The Triple Constraint: The Project Management Triangle of Scope, Time, and Cost
As stated earlier, the concept of the project constraint triangle has been in use essentially since the first person hired someone else to perform a task. However, the project constraint triangle as we know it today became codified in the early to mid 20th century, in the manufacturing industry. Projects that resulted in finished products, from auto parts to children’s toys to airplanes, used the triangle during production. An airline like United might order twenty 707 jets from a manufacturer like Boeing, and the project would include a total budget, an overall timeline, and the expectation of the delivery of 20 complete, functioning planes. If United requested five more planes, the budget and timeline would shift accordingly.
In the last two decades, with the growth of software and global products, the project constraint triangle has adapted to fit these types of projects. The constraints are still present and relevant, but sometimes the concept of “scope” can be less finite than the delivery of a physical product, such as those twenty 707 jetliners. While scope and quality are still often considered together, there’s been a growing movement in digital projects to adapt the triangle to be a diamond, with four points instead of three.
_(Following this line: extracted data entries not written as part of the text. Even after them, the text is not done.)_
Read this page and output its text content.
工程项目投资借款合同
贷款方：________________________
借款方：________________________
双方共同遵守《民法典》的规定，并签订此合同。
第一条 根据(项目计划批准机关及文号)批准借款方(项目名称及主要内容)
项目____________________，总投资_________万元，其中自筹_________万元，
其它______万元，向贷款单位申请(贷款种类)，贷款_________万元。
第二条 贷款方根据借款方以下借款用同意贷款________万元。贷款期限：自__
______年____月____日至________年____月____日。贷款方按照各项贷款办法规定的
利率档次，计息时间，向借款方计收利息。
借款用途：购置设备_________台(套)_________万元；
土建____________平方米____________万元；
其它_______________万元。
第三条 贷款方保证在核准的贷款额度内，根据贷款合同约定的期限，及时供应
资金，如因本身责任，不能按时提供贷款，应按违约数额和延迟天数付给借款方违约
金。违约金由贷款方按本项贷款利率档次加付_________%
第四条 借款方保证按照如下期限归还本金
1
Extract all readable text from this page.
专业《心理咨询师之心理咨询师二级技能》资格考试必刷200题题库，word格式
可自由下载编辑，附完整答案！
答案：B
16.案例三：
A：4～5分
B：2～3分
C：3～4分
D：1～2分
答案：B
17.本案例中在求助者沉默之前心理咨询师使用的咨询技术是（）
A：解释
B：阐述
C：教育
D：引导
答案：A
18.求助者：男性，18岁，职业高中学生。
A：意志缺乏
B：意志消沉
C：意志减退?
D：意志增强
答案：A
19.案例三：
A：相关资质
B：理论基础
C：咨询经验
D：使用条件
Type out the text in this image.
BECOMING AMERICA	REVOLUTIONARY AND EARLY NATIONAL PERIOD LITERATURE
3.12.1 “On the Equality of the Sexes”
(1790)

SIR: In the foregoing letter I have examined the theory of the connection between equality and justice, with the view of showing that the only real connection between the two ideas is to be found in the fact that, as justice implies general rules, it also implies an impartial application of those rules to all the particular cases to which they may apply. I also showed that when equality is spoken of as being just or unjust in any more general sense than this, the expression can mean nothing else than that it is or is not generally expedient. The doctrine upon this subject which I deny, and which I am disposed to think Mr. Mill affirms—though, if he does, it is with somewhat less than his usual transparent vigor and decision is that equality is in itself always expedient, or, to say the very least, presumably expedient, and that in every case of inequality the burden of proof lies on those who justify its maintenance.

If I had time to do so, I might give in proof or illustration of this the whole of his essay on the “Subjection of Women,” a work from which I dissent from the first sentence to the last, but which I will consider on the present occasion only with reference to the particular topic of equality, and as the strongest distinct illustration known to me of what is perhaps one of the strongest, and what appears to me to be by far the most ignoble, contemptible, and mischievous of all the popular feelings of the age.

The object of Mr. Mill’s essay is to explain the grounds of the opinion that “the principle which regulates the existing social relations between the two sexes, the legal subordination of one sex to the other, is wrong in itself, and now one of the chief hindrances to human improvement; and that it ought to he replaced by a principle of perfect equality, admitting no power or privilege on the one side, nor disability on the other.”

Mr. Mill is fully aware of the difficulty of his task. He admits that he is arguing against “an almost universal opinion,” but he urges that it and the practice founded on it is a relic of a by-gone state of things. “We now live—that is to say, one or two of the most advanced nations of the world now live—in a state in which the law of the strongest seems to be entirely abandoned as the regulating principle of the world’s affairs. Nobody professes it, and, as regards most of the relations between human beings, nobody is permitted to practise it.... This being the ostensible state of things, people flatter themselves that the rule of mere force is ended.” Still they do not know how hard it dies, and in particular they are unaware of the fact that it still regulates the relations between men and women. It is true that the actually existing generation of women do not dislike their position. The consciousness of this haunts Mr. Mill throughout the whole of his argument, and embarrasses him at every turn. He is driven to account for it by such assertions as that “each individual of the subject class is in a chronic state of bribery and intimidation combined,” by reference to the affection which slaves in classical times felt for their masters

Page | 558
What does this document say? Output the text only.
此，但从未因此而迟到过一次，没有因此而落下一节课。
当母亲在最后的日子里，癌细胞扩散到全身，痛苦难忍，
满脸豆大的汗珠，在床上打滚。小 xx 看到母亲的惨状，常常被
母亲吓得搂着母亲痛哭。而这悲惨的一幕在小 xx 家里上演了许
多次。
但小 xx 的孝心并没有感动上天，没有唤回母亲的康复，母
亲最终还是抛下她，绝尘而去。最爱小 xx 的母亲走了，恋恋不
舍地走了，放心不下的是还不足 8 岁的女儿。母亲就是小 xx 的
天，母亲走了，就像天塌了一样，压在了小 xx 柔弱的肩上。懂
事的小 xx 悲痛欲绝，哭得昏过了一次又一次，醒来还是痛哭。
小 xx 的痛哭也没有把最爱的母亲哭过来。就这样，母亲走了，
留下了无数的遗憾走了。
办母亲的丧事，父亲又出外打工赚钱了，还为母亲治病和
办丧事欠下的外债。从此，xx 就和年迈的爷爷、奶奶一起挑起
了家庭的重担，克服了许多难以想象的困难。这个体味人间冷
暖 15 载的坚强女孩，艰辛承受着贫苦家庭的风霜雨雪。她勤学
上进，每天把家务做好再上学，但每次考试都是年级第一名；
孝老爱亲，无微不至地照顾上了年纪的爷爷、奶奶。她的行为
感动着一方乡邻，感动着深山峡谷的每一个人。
In this model, quality is included as a fourth variable. On digital projects, quality and functionality can be variable and still result in a project’s success. While eliminating the hydraulic system on a plane would result in a non-functioning product, delivering a software project with less functionality than originally agreed upon could still be considered a success.
Let’s say a software company is creating an update to its mapping software. The original scope included more detailed geo-locations, interactive directions, and real-time traffic information, as well as other enhancements. As the developers work on the project, they realize that the real-time traffic functionality is going to take more time or resources to accomplish than outlined in the original brief. The decision is made to hold that functionality out of this particular deliverable to keep the rest of the updates on time and on budget; the real-time traffic feature can be rolled out in a future update.
Digital projects are continually iterative, and therefore, few things are ever considered completely “finished” in the digital world. This gives project managers and stakeholders some flexibility to keep projects moving quickly, even when they don’t deliver all the functionality initially requested – there will likely be another project that will create and deliver the missing features. In the project diamond model, “expectations” is the center and outcome of this four-sided project. If the other updates to the software release encompass enough of an improvement in functionality and ease of use, the stakeholders and end users will be satisfied. If everyone has been waiting, however, for the real-time traffic feature, the stakeholders and project managers must communicate this delay quickly and transparently, ideally with a firm new delivery date. If the outlined expectations are met or exceeded, the project is considered a success.
Some project management experts see the project triangle or diamond as not being nuanced or detailed enough to capture all the variables of a project. These experts recommend using a six-pointed star which includes components that are important, but perhaps too subjective to measure as a pillar of constraint. These include factors like risk, opinion, and value. The current thinking of the Project Management Institute and other experts is that they commend these six-pointed stars for trying to capture these important influences, but that it makes managing a typical project too complex and ultimately too cumbersome. Instead, project manager should continually weigh these other factors as a project progresses over time.